Persistent self-supervised learning principle: from stereo to monocular vision for obstacle avoidance

TL;DR

This paper introduces a persistent self-supervised learning strategy enabling a flying robot to switch from stereo to monocular vision for obstacle avoidance, ensuring continuous operation even if the original sensor cue fails.

Contribution

It presents a novel persistent SSL approach that allows robots to adaptively switch sensor cues, demonstrated on a drone using stereo vision to train monocular distance estimation.

Findings

Successful obstacle avoidance with monocular vision after training

Effective handling of feedback-induced data bias

Feasibility demonstrated in real-world drone experiments

Abstract

Self-Supervised Learning (SSL) is a reliable learning mechanism in which a robot uses an original, trusted sensor cue for training to recognize an additional, complementary sensor cue. We study for the first time in SSL how a robot's learning behavior should be organized, so that the robot can keep performing its task in the case that the original cue becomes unavailable. We study this persistent form of SSL in the context of a flying robot that has to avoid obstacles based on distance estimates from the visual cue of stereo vision. Over time it will learn to also estimate distances based on monocular appearance cues. A strategy is introduced that has the robot switch from stereo vision based flight to monocular flight, with stereo vision purely used as 'training wheels' to avoid imminent collisions. This strategy is shown to be an effective approach to the 'feedback-induced data bias' problem as also experienced in learning from demonstration.

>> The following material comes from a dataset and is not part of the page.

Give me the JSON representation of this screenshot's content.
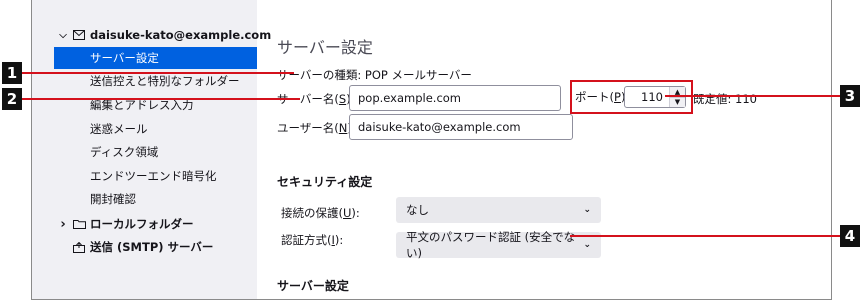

Both simulations and real-world experiments with a stereo vision equipped AR drone 2.0 show the feasibility of this approach, with the robot successfully using monocular vision to avoid obstacles in a 5 x 5 room. The experiments show the potential of persistent SSL as a robust learning approach to enhance the capabilities of robots. Moreover, the abundant training data coming from the own sensors allows to gather large data sets necessary for deep learning approaches.